B) Same as A) but few transaction logs were done from primary during the test.

Questions are:

1) What is the size of log cache/messaging framework etc that are used to keep tran log blocks (which are sent to secondary replica)

2) Can above structure (log cache/send queue etc – whatever is used as transport for AAG replication) sizes be configured/increased (similar to encrease of tran log backup retention period in log shipping, for example)?

3) As I backed up (truncated) tran log in test B) and secondary replica was syncronised with primary automatically what was used to find row difference between primary and secondary (apparently not tran log as it was truncated) and then bring then in sync?

4) How does this automatic catch up process work and what are its limitations?

Best Answer

If the secondary is up and running, when the log block is flushed to disk (either because it is full or a commit), the record gets pushed to the log writer on the primary and to the log scanner (log reader) process on the primary simultaneously.
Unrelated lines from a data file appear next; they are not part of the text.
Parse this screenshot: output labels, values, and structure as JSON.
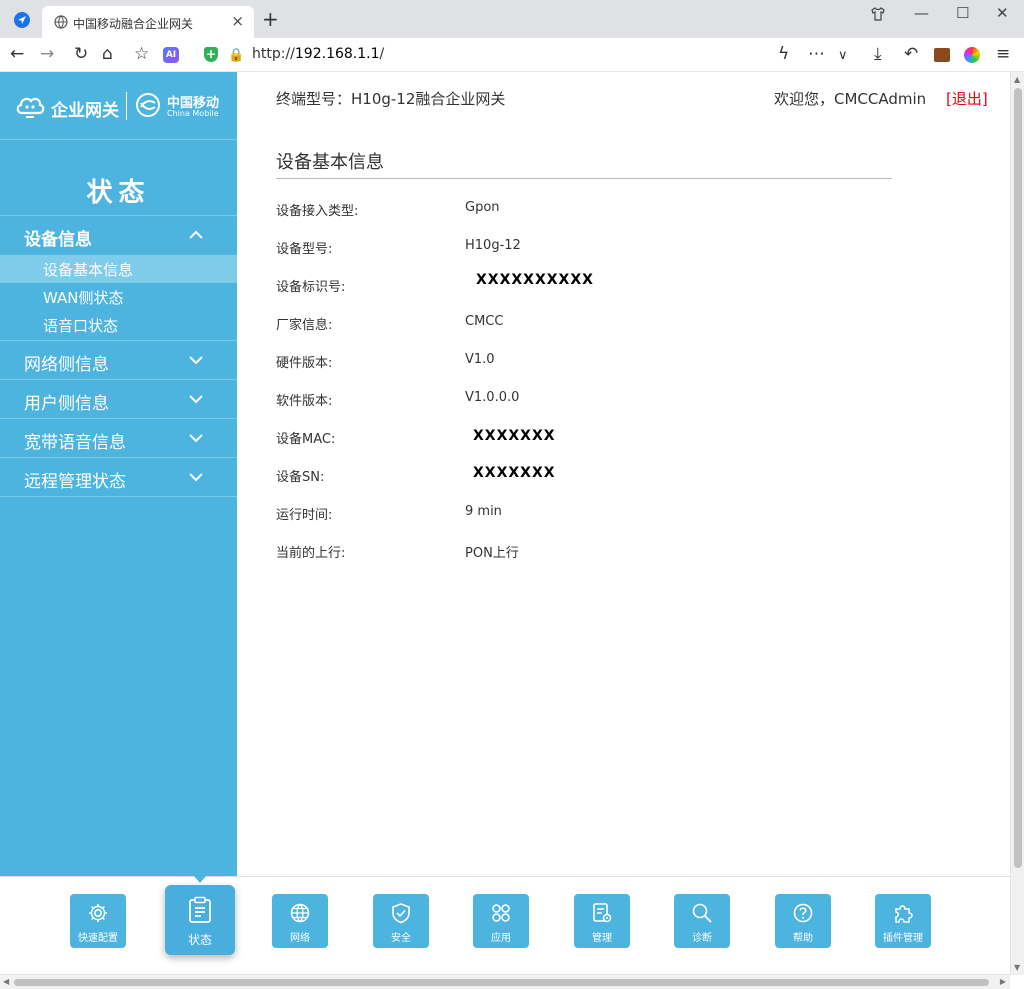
{
  "browser": {
    "tab_title": "中国移动融合企业网关",
    "url_prefix": "http://",
    "url_host": "192.168.1.1",
    "url_suffix": "/",
    "new_tab": "+",
    "tab_close": "×"
  },
  "header": {
    "terminal_model": "终端型号：H10g-12融合企业网关",
    "welcome": "欢迎您，CMCCAdmin",
    "logout": "[退出]"
  },
  "sidebar": {
    "logo_text": "企业网关",
    "logo_brand_cn": "中国移动",
    "logo_brand_en": "China Mobile",
    "section_title": "状态",
    "groups": [
      {
        "label": "设备信息",
        "open": true,
        "items": [
          "设备基本信息",
          "WAN侧状态",
          "语音口状态"
        ]
      },
      {
        "label": "网络侧信息",
        "open": false
      },
      {
        "label": "用户侧信息",
        "open": false
      },
      {
        "label": "宽带语音信息",
        "open": false
      },
      {
        "label": "远程管理状态",
        "open": false
      }
    ]
  },
  "main": {
    "panel_title": "设备基本信息",
    "rows": [
      {
        "label": "设备接入类型:",
        "value": "Gpon"
      },
      {
        "label": "设备型号:",
        "value": "H10g-12"
      },
      {
        "label": "设备标识号:",
        "value": "XXXXXXXXXX"
      },
      {
        "label": "厂家信息:",
        "value": "CMCC"
      },
      {
        "label": "硬件版本:",
        "value": "V1.0"
      },
      {
        "label": "软件版本:",
        "value": "V1.0.0.0"
      },
      {
        "label": "设备MAC:",
        "value": "XXXXXXX"
      },
      {
        "label": "设备SN:",
        "value": "XXXXXXX"
      },
      {
        "label": "运行时间:",
        "value": "9 min"
      },
      {
        "label": "当前的上行:",
        "value": "PON上行"
      }
    ]
  },
  "bottom_nav": [
    {
      "label": "快速配置",
      "icon": "gear-icon"
    },
    {
      "label": "状态",
      "icon": "clipboard-icon",
      "active": true
    },
    {
      "label": "网络",
      "icon": "globe-icon"
    },
    {
      "label": "安全",
      "icon": "shield-icon"
    },
    {
      "label": "应用",
      "icon": "apps-icon"
    },
    {
      "label": "管理",
      "icon": "manage-icon"
    },
    {
      "label": "诊断",
      "icon": "search-icon"
    },
    {
      "label": "帮助",
      "icon": "help-icon"
    },
    {
      "label": "插件管理",
      "icon": "puzzle-icon"
    }
  ],
  "colors": {
    "sidebar": "#4cb4df",
    "sidebar_active_item": "#7fcbea",
    "logout": "#e60012",
    "text": "#333333"
  }
}
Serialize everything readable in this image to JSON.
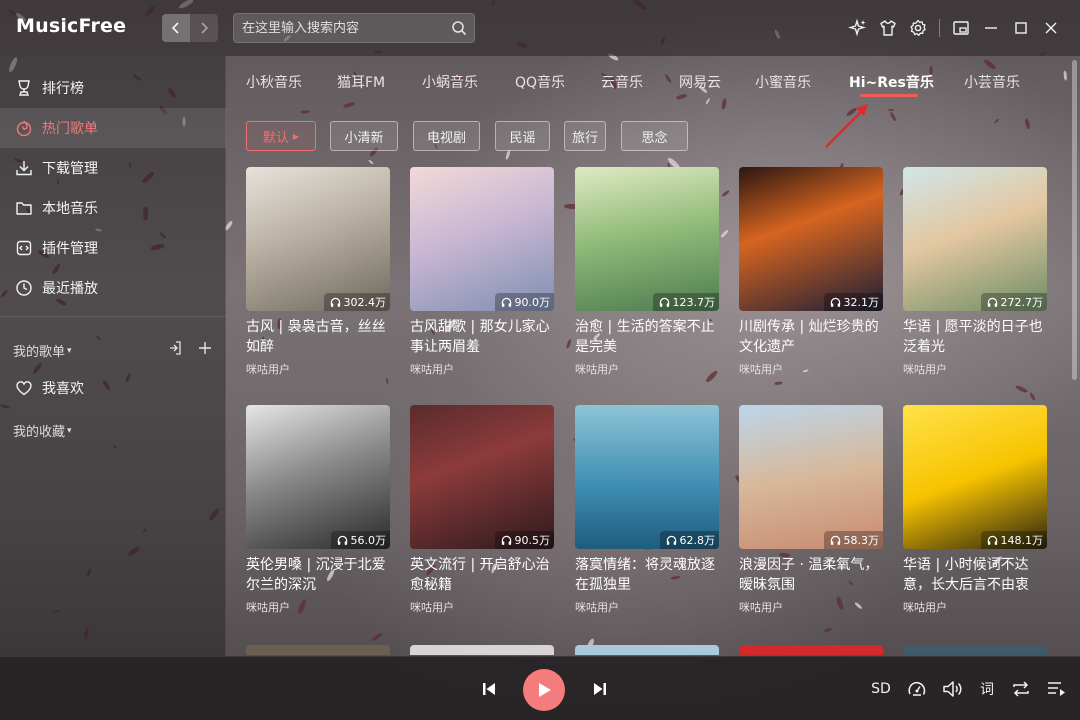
{
  "app": {
    "title": "MusicFree"
  },
  "search": {
    "placeholder": "在这里输入搜索内容"
  },
  "sidebar": {
    "items": [
      {
        "label": "排行榜",
        "icon": "trophy-icon"
      },
      {
        "label": "热门歌单",
        "icon": "hot-playlist-icon",
        "active": true
      },
      {
        "label": "下载管理",
        "icon": "download-icon"
      },
      {
        "label": "本地音乐",
        "icon": "folder-icon"
      },
      {
        "label": "插件管理",
        "icon": "plugin-icon"
      },
      {
        "label": "最近播放",
        "icon": "clock-icon"
      }
    ],
    "my_playlists_label": "我的歌单",
    "favorites_label": "我喜欢",
    "my_collection_label": "我的收藏"
  },
  "tabs": [
    {
      "label": "小秋音乐"
    },
    {
      "label": "猫耳FM"
    },
    {
      "label": "小蜗音乐"
    },
    {
      "label": "QQ音乐"
    },
    {
      "label": "云音乐"
    },
    {
      "label": "网易云"
    },
    {
      "label": "小蜜音乐"
    },
    {
      "label": "Hi~Res音乐",
      "active": true
    },
    {
      "label": "小芸音乐"
    }
  ],
  "tags": [
    {
      "label": "默认",
      "active": true
    },
    {
      "label": "小清新"
    },
    {
      "label": "电视剧"
    },
    {
      "label": "民谣"
    },
    {
      "label": "旅行"
    },
    {
      "label": "思念"
    }
  ],
  "playlists": [
    {
      "title": "古风 | 袅袅古音，丝丝如醉",
      "author": "咪咕用户",
      "plays": "302.4万"
    },
    {
      "title": "古风甜歌 | 那女儿家心事让两眉羞",
      "author": "咪咕用户",
      "plays": "90.0万"
    },
    {
      "title": "治愈 | 生活的答案不止是完美",
      "author": "咪咕用户",
      "plays": "123.7万"
    },
    {
      "title": "川剧传承 | 灿烂珍贵的文化遗产",
      "author": "咪咕用户",
      "plays": "32.1万"
    },
    {
      "title": "华语 | 愿平淡的日子也泛着光",
      "author": "咪咕用户",
      "plays": "272.7万"
    },
    {
      "title": "英伦男嗓 | 沉浸于北爱尔兰的深沉",
      "author": "咪咕用户",
      "plays": "56.0万"
    },
    {
      "title": "英文流行 | 开启舒心治愈秘籍",
      "author": "咪咕用户",
      "plays": "90.5万"
    },
    {
      "title": "落寞情绪：将灵魂放逐在孤独里",
      "author": "咪咕用户",
      "plays": "62.8万"
    },
    {
      "title": "浪漫因子 · 温柔氧气，暧昧氛围",
      "author": "咪咕用户",
      "plays": "58.3万"
    },
    {
      "title": "华语 | 小时候词不达意，长大后言不由衷",
      "author": "咪咕用户",
      "plays": "148.1万"
    }
  ],
  "player": {
    "quality_label": "SD",
    "lyrics_label": "词"
  },
  "colors": {
    "accent": "#f47c7c",
    "active_text": "#f07979",
    "tab_underline": "#f05b5b"
  }
}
Then the log scanner communicates with the secondary and the secondary then pulls the transaction from the log scanner on the primary to the secondary and processes the log record. The primary log writer doesn't push transactions across, it just communicates with the secondary, it only does that to see if it is up so that it knows it doesn't have to mark the replica as NOT SYNCRONIZED.

When the secondary is not up, then the log writer cant communicate with the secondary so it marks it as NOT SYNCHRONIZED and stores the records in the tran log on the primary. If you look at sys.databases.log_reuse_wait_desc column it should show AVAILABILITY_REPLICA which means the primary is hanging on to all the records.

Once the secondary is up, it will communicate with the primary to request a log scan, it then processes the transactions and communicates with the primary using progress messages to indicate the hardened LSN, presumably the primary is then adjusting its MinLSN, which in turn means the records prior to MinLSN will get deleted as checkpoints happen and hence VLFs will get truncated releasing space when you do a log backup.

But yes short answer is, if your secondary is down you need as big a log file as you need for as long as it is down. Once it is backup and synched at some time you may need to remove the db from the always on group to shrink the log if it is humungous and you dont want it that big.